QCOW2: Add zeroes discard option

[RFC PATCH] QCOW2: Add zeroes discard option

Posted by Jean-Louis Dupond 2 years, 9 months ago

When we have a sparse qcow2 image and discard: unmap is enabled, there
is a lot of fragmentation in the image after some time. Surely on VM's
that do a lot of writes/deletes.
This causes the qcow2 image to grow even over 110% of its virtual size,
this because the free gaps in the image get to small to allocate new
continuous clusters.

There are multiple ways to properly resolve this. One way is to not
discard the blocks on a discard request, but just zero them.

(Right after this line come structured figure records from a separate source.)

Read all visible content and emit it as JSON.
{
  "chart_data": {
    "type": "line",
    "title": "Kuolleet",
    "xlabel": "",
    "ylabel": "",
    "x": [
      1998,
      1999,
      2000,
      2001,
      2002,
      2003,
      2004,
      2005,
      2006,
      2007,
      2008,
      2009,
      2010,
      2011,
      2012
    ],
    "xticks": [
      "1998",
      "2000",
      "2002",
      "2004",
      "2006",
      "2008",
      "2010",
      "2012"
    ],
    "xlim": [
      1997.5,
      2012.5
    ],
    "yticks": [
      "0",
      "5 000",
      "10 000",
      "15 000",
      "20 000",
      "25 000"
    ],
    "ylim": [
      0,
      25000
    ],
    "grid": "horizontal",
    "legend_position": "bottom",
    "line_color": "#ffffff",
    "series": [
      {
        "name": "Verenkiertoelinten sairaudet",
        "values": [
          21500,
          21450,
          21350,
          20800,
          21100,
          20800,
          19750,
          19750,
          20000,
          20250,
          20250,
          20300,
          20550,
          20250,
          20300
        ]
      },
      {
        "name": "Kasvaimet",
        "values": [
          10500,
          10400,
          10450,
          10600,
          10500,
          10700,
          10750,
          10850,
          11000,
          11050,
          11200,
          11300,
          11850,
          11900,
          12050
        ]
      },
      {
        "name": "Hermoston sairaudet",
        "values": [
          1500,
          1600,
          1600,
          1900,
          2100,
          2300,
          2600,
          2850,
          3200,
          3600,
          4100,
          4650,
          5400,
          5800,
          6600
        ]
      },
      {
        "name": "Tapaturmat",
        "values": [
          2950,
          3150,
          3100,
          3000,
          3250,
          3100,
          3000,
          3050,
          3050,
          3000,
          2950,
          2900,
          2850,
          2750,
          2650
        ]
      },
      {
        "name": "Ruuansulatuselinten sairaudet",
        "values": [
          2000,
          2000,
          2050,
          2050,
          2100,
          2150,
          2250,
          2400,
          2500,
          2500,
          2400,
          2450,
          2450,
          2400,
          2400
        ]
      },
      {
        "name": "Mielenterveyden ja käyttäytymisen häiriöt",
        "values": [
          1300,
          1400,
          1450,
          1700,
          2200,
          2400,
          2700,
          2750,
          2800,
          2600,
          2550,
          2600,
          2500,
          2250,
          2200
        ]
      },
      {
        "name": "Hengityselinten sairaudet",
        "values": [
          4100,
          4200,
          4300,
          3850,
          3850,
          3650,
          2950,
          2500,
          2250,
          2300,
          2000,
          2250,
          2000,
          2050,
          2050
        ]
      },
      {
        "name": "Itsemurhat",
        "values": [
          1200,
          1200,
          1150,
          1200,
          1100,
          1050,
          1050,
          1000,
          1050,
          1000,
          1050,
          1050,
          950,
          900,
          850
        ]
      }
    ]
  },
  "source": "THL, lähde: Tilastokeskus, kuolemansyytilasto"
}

This causes
the allocation the still exist, and results in no gaps.
This should also cause a perfectly continuous image when using full
preallocation.

RFC because my knowledge of qcow2 is limited, and I think its best some
developer with qcow2 knowledge has a look at it :)
Tested and seems to zero the blocks correctly instead of unmapping them.

Fixes: https://gitlab.com/qemu-project/qemu/-/issues/1621
Signed-off-by: Jean-Louis Dupond <jean-louis@dupond.be>
---
 block.c                              |  2 +
 block/io.c                           |  2 +-
 block/qcow2-cluster.c                | 85 +++++++++++++++-------------
 include/block/block-common.h         |  1 +
 qapi/block-core.json                 |  3 +-
 qemu-nbd.c                           |  2 +-
 qemu-options.hx                      |  2 +-
 storage-daemon/qemu-storage-daemon.c |  2 +-
 8 files changed, 54 insertions(+), 45 deletions(-)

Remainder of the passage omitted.